To withdraw your consent statements, submitted to Float, simply log back into the Contact Page, fill in your personal details and re-submit the Consent Form, by selecting the check boxes according to your preferences, namely the option to withdraw consent. The last submitted Consent Form will take precedence over all previous Consent Forms.
Contact us, your data protection rights and the right to lodge a complaint with your supervisory authority If you have any questions regarding our use of your personal data, you should, first, contact our services, on the Contact Us page of our website. In addition, you may contact the Data Protection Officer.
Subject to certain conditions, you may have the right to request us to:

• provide you with additional information about our use of your personal data;
• provide you with a copy of the personal data you have provided us;
• provide the personal data you have provided to another officer, at your request;
• update any inaccuracies in the personal data we maintain;
• delete personal data, whose use is no longer lawful;
• limit the way in which we use your personal data, until the lodged complaint has been investigated.

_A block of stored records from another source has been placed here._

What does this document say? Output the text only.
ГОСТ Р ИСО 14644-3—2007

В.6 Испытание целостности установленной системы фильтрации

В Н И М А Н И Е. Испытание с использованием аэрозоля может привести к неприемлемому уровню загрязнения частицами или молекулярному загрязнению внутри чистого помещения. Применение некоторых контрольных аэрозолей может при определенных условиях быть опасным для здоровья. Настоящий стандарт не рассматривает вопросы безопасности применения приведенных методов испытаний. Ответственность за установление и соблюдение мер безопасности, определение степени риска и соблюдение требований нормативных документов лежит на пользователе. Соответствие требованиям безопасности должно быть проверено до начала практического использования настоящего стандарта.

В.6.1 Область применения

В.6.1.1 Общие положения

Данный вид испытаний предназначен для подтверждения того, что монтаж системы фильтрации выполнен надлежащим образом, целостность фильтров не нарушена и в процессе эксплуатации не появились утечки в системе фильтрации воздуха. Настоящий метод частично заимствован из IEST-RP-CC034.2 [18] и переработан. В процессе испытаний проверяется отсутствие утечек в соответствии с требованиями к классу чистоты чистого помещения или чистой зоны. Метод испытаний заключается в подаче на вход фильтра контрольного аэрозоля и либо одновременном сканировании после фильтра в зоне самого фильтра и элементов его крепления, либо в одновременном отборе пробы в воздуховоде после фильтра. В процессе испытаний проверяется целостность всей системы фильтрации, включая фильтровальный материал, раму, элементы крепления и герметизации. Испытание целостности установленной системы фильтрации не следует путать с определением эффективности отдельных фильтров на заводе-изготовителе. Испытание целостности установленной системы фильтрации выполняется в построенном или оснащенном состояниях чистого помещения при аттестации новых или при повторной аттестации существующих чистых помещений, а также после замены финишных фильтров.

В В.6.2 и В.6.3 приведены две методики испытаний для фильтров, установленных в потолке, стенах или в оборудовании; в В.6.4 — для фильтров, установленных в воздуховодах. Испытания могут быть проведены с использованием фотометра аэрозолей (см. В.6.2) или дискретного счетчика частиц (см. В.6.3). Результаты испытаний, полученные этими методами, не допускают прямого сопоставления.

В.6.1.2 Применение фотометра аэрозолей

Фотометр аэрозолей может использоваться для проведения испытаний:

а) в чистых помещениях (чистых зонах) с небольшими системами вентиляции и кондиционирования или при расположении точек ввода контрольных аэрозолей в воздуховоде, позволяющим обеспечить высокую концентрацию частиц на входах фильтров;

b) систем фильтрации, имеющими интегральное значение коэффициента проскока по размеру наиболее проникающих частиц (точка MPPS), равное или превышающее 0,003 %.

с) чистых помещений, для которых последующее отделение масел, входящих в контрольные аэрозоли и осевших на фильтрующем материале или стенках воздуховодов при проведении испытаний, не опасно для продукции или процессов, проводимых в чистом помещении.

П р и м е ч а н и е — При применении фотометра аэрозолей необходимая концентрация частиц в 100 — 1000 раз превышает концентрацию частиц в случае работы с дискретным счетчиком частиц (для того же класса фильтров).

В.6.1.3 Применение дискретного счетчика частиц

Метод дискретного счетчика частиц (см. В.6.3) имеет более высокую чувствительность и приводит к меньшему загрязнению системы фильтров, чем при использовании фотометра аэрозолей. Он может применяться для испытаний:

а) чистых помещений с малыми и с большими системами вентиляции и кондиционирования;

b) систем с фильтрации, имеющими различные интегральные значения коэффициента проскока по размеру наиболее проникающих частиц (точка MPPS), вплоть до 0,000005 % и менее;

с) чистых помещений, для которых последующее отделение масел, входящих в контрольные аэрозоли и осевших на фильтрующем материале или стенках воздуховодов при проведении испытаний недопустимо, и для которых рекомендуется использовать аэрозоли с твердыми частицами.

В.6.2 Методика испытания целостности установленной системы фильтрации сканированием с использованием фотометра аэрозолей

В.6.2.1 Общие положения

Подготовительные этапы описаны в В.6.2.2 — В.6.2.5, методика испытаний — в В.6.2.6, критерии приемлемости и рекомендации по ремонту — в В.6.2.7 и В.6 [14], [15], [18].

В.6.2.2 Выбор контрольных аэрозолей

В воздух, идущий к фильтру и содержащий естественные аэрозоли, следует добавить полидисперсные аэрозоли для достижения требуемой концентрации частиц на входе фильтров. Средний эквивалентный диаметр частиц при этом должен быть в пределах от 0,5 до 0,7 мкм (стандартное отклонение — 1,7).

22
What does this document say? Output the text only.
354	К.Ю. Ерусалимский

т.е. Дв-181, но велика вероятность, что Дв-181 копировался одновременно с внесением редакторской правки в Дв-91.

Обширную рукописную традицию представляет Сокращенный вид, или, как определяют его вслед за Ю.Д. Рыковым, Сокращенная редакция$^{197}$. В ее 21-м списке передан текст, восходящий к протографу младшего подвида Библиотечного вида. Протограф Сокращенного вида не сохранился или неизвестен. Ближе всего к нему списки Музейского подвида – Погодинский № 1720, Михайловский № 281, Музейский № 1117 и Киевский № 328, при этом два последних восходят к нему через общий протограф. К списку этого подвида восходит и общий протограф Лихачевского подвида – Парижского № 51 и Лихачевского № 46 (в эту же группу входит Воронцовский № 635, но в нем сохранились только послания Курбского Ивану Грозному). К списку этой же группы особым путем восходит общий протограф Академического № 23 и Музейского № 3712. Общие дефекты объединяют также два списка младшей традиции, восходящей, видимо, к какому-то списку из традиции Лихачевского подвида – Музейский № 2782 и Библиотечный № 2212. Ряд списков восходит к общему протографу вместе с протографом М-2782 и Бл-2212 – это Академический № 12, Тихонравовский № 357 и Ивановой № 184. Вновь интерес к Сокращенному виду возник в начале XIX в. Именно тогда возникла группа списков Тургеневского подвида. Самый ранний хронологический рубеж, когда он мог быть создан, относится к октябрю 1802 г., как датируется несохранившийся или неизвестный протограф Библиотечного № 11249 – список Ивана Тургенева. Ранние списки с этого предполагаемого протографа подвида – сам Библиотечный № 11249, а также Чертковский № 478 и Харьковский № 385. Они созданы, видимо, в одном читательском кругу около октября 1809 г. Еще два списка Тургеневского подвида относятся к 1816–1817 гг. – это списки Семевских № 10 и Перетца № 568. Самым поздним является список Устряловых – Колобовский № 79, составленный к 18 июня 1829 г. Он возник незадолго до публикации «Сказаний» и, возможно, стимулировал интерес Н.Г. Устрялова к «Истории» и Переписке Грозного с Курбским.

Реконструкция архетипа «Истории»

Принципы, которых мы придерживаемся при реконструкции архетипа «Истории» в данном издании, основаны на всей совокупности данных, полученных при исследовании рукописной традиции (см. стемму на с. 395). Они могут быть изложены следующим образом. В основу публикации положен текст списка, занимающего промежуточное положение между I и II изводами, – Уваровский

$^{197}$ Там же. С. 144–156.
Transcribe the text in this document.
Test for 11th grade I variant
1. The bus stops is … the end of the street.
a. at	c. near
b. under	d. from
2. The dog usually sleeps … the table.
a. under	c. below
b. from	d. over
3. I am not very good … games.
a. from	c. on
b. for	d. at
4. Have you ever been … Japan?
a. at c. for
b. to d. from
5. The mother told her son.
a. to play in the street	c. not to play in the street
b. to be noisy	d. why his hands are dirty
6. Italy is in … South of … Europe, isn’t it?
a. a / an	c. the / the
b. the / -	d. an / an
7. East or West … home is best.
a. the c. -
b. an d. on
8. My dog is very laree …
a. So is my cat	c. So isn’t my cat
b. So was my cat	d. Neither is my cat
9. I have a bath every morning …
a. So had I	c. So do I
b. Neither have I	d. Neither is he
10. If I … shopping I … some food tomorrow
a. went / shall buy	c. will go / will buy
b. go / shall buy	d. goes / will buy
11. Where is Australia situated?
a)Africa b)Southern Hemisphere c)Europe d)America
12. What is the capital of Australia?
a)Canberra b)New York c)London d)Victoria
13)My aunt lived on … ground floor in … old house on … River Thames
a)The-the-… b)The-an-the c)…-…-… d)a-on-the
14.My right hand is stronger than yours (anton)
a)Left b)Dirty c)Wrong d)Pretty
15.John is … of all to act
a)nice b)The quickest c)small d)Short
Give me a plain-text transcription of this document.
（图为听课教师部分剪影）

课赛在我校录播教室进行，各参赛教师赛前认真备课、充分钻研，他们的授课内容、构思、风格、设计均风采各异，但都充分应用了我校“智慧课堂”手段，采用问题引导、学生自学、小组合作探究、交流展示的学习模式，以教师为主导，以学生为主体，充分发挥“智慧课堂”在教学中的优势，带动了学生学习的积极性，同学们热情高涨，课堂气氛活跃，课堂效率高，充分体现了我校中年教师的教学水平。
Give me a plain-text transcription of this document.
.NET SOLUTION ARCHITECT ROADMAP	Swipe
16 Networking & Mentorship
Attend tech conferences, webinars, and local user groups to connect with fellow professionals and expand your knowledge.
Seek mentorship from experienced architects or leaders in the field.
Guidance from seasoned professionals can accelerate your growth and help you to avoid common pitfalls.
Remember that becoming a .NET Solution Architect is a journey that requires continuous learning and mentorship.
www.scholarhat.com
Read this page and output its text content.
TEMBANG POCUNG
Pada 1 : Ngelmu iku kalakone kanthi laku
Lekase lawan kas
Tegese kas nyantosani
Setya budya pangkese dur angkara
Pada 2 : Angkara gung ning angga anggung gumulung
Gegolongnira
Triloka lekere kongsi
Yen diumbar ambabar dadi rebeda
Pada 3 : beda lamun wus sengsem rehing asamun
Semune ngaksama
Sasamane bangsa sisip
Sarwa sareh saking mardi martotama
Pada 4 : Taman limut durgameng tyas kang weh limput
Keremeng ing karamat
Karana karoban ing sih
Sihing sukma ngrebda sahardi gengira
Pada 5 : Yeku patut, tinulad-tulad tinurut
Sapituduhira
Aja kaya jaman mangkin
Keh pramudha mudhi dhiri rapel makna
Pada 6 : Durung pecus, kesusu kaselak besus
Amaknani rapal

Your exercise of these rights is subject to certain exceptions designed to safeguard the public interest (prevention or detection of crimes) or our interest (maintenance of professional secrecy).
If you exercise any of these rights, we will review it and we will respond to you, hopefully within 1 (one) month.
If you are unhappy with our use of your personal data, or with our response after exercising any of these rights, you have the right to lodge a complaint, with your supervisory authority (Comissão Nacional de Proteção de Dados – CNPD | Rua de São Bento, n.º 148, 3º, 1200-821 Lisboa, Portugal | Tel: 351 213928400 | Fax: +351 213976832 | e-mail: [email protected]).